Pour ça, le film est bien pour ce qu'il est. Même s'il est triste de constater que de nos jours, pas mal de personnes ont besoin qu'on leur tienne la main pour cogiter...

© lmer 2004



Lundi 19/o7/2oo4


thé fer à repasser journal à 5€ reprise d'If It's Magic de Stevie Wonder erreur sur une possible reprise de la chanson A House Is Not A Home qui n'en est pas une réécouter Burt Bacharach entretien éclair sur la terrasse d'un resto chinois prix excessif de l'entrée pour trois quatre autoportraits sur autant de murs même pas un Rembrandt spaghettis tables de ping pong érodées ai sûrement pensé à elle entre temps ai réécouté Bacharach formel ce n'est pas une reprise bouffe chez Seb Vince encore en vie puis la pluie     la pluie

la pluie

la pluie

la pluie

tous les personnages fument dans Smoke ou presque rentré avant minuit pas de mail pas de message puisque le monde tourne toujours rond no news good news et

demain

de quel oeil

verrai-je

tout cela ?

© lmer 2004


Mardi 2o/o7/2oo4

Vous ouvrez les yeux, et vous n'avez aucune idée de comment tout ceci va se terminer. Pourtant, ça avait plutôt bien commencé.

 

Peu après être rentré de chez Seb, alors que je cherchais hypocritement le sommeil, mon téléphone s'éclaire d'une lumière presque divine et me souhaite un joyeux anniversaire. Précise comme une horloge. C'est Vanessa. Ca fait quatre ans qu'elle est toujours première sur la ligne d'arrivée. Sachant qu'elle est insomniaque, je lui demande si je peux l'appeler, là maintenant. Elle ne dort pas plus de quatre heures par jour. Moi même, à côté, je passe pour un hypersomniaque. A l'autre bout du fil, elle m'annonce qu'elle a trouvé un boulot après une traversée du désert de près de trois ans. Ce qui me surprend le plus, c'est qu'elle bosse demain - enfin, aujourd'hui - mais elle dit que si elle s'endort avant 3hoo du matin, elle naviguera toute la journée dans le brouillard. C'est donc parti pour deux heures. Deux heures où elle me raconte comment elle s'est pétée une dent sur un baby-foot et comment on lui a mis de la céramique dessus, où on ressort quelques vieux souvenirs, où on n'arrête pas de constater que ça fait presque cinq ans qu'on se connaît et qu'il lui semble que hier encore elle était à Paris. Là, elle est à Cholet chez ses parents. Son boulot, c'est commerciale dans la bijouterie, ou quelque chose comme ça. Elle se demande à quand remonte la dernière fois où l'on s'est vu. Faisait froid ? Sûrement... Ai pas de mémoire... C'était quand tu avais accompagné ton père pour ce salon... Ah oui ! tu bossais pour la F... !... Janvier, c'était en janvier... quelque part par là... Montparnasse, m'en souviens... Mon Dieu, comme le temps passe vite !... Et ainsi de suite jusqu'à 3hoo.

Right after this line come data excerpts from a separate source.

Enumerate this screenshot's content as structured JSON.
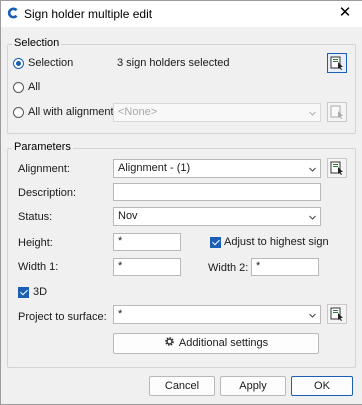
{
  "window": {
    "title": "Sign holder multiple edit",
    "close_glyph": "✕"
  },
  "selection": {
    "group_label": "Selection",
    "opt_selection": "Selection",
    "selection_info": "3 sign holders selected",
    "opt_all": "All",
    "opt_all_with_alignment": "All with alignment",
    "alignment_combo_value": "<None>",
    "selected_option": "Selection"
  },
  "parameters": {
    "group_label": "Parameters",
    "alignment_label": "Alignment:",
    "alignment_value": "Alignment - (1)",
    "description_label": "Description:",
    "description_value": "",
    "status_label": "Status:",
    "status_value": "Nov",
    "height_label": "Height:",
    "height_value": "*",
    "adjust_label": "Adjust to highest sign",
    "adjust_checked": true,
    "width1_label": "Width 1:",
    "width1_value": "*",
    "width2_label": "Width 2:",
    "width2_value": "*",
    "three_d_label": "3D",
    "three_d_checked": true,
    "project_label": "Project to surface:",
    "project_value": "*",
    "additional_settings": "Additional settings"
  },
  "footer": {
    "cancel": "Cancel",
    "apply": "Apply",
    "ok": "OK"
  },
  "colors": {
    "accent": "#1a5fb4",
    "background": "#f0f0f0"
  },
  "icons": [
    "app-icon",
    "close-icon",
    "pick-object-icon",
    "chevron-down-icon",
    "gear-icon"
  ]
}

J'ai dû m'endormir après parce que mon fixe m'a réveillé à 6hoo : ma mère, aidée par le décalage horaire. C'est le début d'une longue série de sonneries et je dors par périodes de deux heures.

"Je te réveille ?"

"Non..."

Seb me réveille définitivement à 1o. Puis c'est au tour d'une de mes tantes à qui je dois - selon la légende - le prénom que je porte. Ce qui a repoussé Henri et Jérôme plus à droite sur mon état civil. Et enfin, il y a eu le coup de fil du frangin, coincé dans une cabine téléphonique de Francisco de la Ventura où il fait beau, où il parle espagnol - pas comme ces cochons de touristes anglais ! - où il faut deux heures pour parcourir l'île du Nord au Sud...

"Ca change de Londres !"

"Tu m'étonnes !"

Il faut que je boive deux verres pour lui - il a dit "deux" - lors de la soirée que j'ai fixée pour ce vendredi.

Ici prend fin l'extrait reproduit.